I read a comment from a previous poster that mentioned the tech saying that the circulator's job is easy. It may LOOK easy to them because we mainly gather and prepare as circulators. We are also thinking forward to the next case, being vigilant of the lab values, cultural values and the needs of the patient in a holistic way. For example, there was a ST that I worked with that thought she knew everything. And I mean EVERYTHING. She would spout off about how much she knew, told the RNs how to do their jobs, and even "suggested" techniques to the surgeons! One day, the surgeon was just sick of it. He told this ST to shut it and let me do my job. She immediately opened her mouth and boldly stated, "Well, her (meaning me) job is not that hard. All she does is get stuff. How hard is that?" Without missing a beat, the surgeon says to her, "Our next patient has an INR of 3. What would you do?" She obviously didn't have a clue what an INR value was and remained silent. The surgeon looked at me over his mask and said, "Wanna prove my point, Fetcher?" Of course, I stifled a laugh while educating the ST that an INR of 3 is high and we would have to delay surgery because the patient would bleed out.
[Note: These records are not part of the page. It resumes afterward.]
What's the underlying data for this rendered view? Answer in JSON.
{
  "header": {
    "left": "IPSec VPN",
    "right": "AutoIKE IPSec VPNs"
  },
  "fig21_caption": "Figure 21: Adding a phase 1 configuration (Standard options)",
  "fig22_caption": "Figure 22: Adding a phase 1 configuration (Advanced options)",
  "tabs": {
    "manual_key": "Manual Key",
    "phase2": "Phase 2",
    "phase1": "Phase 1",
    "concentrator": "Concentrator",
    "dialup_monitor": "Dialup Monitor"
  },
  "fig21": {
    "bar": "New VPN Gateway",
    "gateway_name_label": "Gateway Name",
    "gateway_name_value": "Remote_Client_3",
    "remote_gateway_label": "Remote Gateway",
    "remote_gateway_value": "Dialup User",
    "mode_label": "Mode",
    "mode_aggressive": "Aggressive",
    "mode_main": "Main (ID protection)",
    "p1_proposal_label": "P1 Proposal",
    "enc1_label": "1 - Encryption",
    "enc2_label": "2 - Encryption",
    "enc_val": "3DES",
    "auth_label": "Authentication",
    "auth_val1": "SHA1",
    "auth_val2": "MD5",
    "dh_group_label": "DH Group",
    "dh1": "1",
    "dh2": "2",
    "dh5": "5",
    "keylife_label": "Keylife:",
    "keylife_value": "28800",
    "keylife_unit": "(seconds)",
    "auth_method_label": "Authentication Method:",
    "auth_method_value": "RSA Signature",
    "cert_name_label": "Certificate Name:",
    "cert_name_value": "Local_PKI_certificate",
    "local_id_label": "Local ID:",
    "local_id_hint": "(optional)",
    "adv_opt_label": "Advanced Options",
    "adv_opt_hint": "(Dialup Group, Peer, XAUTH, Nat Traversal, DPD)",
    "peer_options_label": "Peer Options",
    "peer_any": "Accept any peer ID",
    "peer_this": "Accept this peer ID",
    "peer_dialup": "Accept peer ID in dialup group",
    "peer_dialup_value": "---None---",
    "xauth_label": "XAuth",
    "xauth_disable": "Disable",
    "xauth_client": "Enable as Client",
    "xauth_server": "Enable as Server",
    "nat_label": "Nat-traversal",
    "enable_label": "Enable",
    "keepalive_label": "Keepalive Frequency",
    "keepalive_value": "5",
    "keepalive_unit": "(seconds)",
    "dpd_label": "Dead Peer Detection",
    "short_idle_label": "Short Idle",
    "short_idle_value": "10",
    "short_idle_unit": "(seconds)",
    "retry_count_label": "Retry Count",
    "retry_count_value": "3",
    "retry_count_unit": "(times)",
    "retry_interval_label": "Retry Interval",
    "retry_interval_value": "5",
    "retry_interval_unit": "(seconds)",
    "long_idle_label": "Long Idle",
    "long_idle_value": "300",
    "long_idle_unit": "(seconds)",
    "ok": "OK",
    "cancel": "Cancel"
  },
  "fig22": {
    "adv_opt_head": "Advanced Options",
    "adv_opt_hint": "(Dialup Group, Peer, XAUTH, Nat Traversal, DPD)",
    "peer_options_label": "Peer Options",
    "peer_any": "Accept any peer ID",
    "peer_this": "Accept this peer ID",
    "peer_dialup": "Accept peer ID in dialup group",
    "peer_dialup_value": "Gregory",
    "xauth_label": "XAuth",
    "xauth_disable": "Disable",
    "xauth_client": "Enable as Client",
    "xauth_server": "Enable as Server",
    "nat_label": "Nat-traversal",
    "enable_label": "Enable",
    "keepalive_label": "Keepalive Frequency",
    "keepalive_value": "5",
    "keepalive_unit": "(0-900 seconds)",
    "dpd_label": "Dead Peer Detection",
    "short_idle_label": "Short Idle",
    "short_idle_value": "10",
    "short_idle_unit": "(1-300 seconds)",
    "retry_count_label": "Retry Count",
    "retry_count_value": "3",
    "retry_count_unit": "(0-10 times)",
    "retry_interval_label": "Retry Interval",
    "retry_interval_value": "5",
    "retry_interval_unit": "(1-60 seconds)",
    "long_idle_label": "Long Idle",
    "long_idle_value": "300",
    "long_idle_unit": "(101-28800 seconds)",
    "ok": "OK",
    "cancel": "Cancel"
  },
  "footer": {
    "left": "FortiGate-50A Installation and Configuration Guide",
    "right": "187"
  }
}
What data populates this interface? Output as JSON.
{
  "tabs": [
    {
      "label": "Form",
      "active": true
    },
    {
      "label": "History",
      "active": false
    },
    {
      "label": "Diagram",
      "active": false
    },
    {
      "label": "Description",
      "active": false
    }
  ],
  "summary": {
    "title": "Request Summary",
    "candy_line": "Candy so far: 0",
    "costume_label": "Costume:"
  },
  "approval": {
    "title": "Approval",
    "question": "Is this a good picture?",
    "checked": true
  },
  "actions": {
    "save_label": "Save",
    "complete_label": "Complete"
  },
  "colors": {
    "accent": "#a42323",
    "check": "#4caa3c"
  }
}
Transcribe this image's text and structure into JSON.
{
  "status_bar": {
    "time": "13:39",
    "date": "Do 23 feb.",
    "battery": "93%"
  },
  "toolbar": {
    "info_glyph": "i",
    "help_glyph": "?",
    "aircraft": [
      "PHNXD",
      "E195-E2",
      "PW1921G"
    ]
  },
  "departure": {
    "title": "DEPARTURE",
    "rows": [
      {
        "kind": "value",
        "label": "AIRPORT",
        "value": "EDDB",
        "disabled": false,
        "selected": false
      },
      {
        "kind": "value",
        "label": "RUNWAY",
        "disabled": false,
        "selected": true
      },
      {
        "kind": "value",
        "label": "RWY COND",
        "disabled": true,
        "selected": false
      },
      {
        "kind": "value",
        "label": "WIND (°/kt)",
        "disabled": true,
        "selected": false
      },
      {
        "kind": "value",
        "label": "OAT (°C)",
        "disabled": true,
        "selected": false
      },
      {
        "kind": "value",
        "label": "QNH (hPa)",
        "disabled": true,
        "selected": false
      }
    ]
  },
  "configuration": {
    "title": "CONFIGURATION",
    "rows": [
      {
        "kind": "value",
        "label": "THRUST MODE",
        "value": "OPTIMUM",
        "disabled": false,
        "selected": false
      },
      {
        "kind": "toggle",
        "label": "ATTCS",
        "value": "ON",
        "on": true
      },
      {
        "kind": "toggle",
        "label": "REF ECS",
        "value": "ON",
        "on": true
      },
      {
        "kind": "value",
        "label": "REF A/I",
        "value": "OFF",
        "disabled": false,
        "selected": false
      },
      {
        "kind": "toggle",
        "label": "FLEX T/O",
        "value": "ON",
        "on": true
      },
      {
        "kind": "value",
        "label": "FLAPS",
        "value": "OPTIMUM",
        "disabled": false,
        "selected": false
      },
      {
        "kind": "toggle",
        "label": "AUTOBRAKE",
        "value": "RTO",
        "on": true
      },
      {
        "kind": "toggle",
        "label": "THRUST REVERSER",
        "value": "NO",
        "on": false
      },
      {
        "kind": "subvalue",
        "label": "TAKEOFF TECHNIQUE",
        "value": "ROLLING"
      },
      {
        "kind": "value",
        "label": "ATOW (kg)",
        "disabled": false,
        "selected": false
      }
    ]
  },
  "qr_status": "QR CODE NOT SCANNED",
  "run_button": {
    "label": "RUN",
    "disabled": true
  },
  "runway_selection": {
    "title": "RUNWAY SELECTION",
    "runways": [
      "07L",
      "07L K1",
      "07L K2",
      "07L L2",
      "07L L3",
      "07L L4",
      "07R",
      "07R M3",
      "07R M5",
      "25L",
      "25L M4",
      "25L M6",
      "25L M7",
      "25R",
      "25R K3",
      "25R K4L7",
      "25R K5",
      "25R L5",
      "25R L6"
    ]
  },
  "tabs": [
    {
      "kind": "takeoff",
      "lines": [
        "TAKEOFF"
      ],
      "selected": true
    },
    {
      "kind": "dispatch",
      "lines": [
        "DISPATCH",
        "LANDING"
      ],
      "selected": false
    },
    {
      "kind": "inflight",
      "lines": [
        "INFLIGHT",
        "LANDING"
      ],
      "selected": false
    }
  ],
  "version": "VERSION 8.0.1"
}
There are benefits to having STs. There are EXCELLENT STs out there. However, when I work in a room where an RN is scrubbing and I am circulating, it ALWAYS goes more smoothly. There exists an understanding of what BOTH roles entail and the teamwork factor comes into play. There is none of the "my job is harder than your job" mentality.

Specializes in Family Nurse Practitioner.

I'm glad I've been fortunate to work with respectful professionals. As a tech I've always felt like part of the team. We don't have that typical RN vs CST battle. RNs and surgeons teach me something everyday, and sometimes I teach RNs something. All the RNs have been so helpful on my journey to becoming an RN myself.